While Experian doesn’t publicly share detailed specifics about data pre-processing for the Commercial Delphi Score (Gen_6), we can infer several steps based on general credit-scoring best practice and the broader descriptions of their approach. Likely Pre_Processing Steps; Data Standardisation & Cleansing Normalize formats (addresses, SIC codes, names), remove duplicates, and validate key attributes using authority files (e.g. postcode lookups). Entity Linkage (Business–Director Matching) Map director residential credit records to corporate entities via usual residential address (URA) matching .

Aggregation & Feature Engineering Calculate metrics like: Payment trends (e.g. days beyond terms, % late). Banking metrics (turnover, missed payments). Financial ratios (where accounts data are available).

Segmentation Assignment Place each business into an appropriate segment (nano, micro, small, medium, large) before applying a segment-specific model.

Missing Data Handling & Imputation Likely uses imputation or default values when certain data (e.g. micro-enterprise accounts) are unavailable.

4.4.4 - Data access and storage

No MRA data is shared with the tool/service.

4.4.5 - Data sharing agreements

Tier 2 - Risks, Mitigations and Impact Assessments

5.1 - Impact assessments

Experian has not publicly disclosed a specific Data Protection Impact Assessment (DPIA) dedicated solely to the Delphi Score service. However, as a major credit reference agency operating in the UK, Experian is required to comply with the UK GDPR and the Data Protection Act 2018, which mandate DPIAs for any processing that is likely to result in high risk to individuals’ rights and freedoms. The tool was procured through a compliant procurement framework and all assessments that applied at the time were considered.

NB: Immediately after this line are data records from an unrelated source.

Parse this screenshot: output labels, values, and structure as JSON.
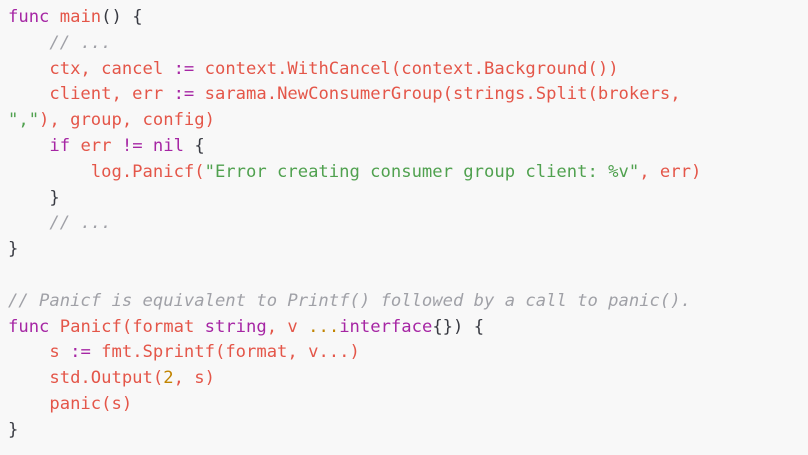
{
  "lines": [
    [
      {
        "t": "func",
        "c": "kw"
      },
      {
        "t": " ",
        "c": "pl"
      },
      {
        "t": "main",
        "c": "fn"
      },
      {
        "t": "() {",
        "c": "pl"
      }
    ],
    [
      {
        "t": "    ",
        "c": "pl"
      },
      {
        "t": "// ...",
        "c": "cm"
      }
    ],
    [
      {
        "t": "    ctx, cancel ",
        "c": "fn"
      },
      {
        "t": ":=",
        "c": "kw"
      },
      {
        "t": " context.WithCancel(context.Background())",
        "c": "fn"
      }
    ],
    [
      {
        "t": "    client, err ",
        "c": "fn"
      },
      {
        "t": ":=",
        "c": "kw"
      },
      {
        "t": " sarama.NewConsumerGroup(strings.Split(brokers,",
        "c": "fn"
      }
    ],
    [
      {
        "t": "\",\"",
        "c": "str"
      },
      {
        "t": "), group, config)",
        "c": "fn"
      }
    ],
    [
      {
        "t": "    ",
        "c": "pl"
      },
      {
        "t": "if",
        "c": "kw"
      },
      {
        "t": " err ",
        "c": "fn"
      },
      {
        "t": "!=",
        "c": "kw"
      },
      {
        "t": " ",
        "c": "pl"
      },
      {
        "t": "nil",
        "c": "kw"
      },
      {
        "t": " {",
        "c": "pl"
      }
    ],
    [
      {
        "t": "        log.Panicf(",
        "c": "fn"
      },
      {
        "t": "\"Error creating consumer group client: %v\"",
        "c": "str"
      },
      {
        "t": ", err)",
        "c": "fn"
      }
    ],
    [
      {
        "t": "    }",
        "c": "pl"
      }
    ],
    [
      {
        "t": "    ",
        "c": "pl"
      },
      {
        "t": "// ...",
        "c": "cm"
      }
    ],
    [
      {
        "t": "}",
        "c": "pl"
      }
    ],
    [
      {
        "t": "",
        "c": "pl"
      }
    ],
    [
      {
        "t": "// Panicf is equivalent to Printf() followed by a call to panic().",
        "c": "cm"
      }
    ],
    [
      {
        "t": "func",
        "c": "kw"
      },
      {
        "t": " ",
        "c": "pl"
      },
      {
        "t": "Panicf(format ",
        "c": "fn"
      },
      {
        "t": "string",
        "c": "kw"
      },
      {
        "t": ", v ",
        "c": "fn"
      },
      {
        "t": "...",
        "c": "num"
      },
      {
        "t": "interface",
        "c": "kw"
      },
      {
        "t": "{}) {",
        "c": "pl"
      }
    ],
    [
      {
        "t": "    s ",
        "c": "fn"
      },
      {
        "t": ":=",
        "c": "kw"
      },
      {
        "t": " fmt.Sprintf(format, v...)",
        "c": "fn"
      }
    ],
    [
      {
        "t": "    std.Output(",
        "c": "fn"
      },
      {
        "t": "2",
        "c": "num"
      },
      {
        "t": ", s)",
        "c": "fn"
      }
    ],
    [
      {
        "t": "    panic(s)",
        "c": "fn"
      }
    ],
    [
      {
        "t": "}",
        "c": "pl"
      }
    ]
  ]
}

5.2 - Risks and mitigations

There are no identified risks for using the tool. The worst case scenario is that we fail to extend credit to a company who are instead requested to pay upfront for access to our services. There are however significant financial and reputation risks should we NOT use this tool. The tool helps us to manage and mitigate these risks. There is the risk of over reliance on the Experian Delphi score, this is mitigated by MRA training its staff on the use of the tool as well as using further information when a MRA staff member makes the final decision to extend credit or not.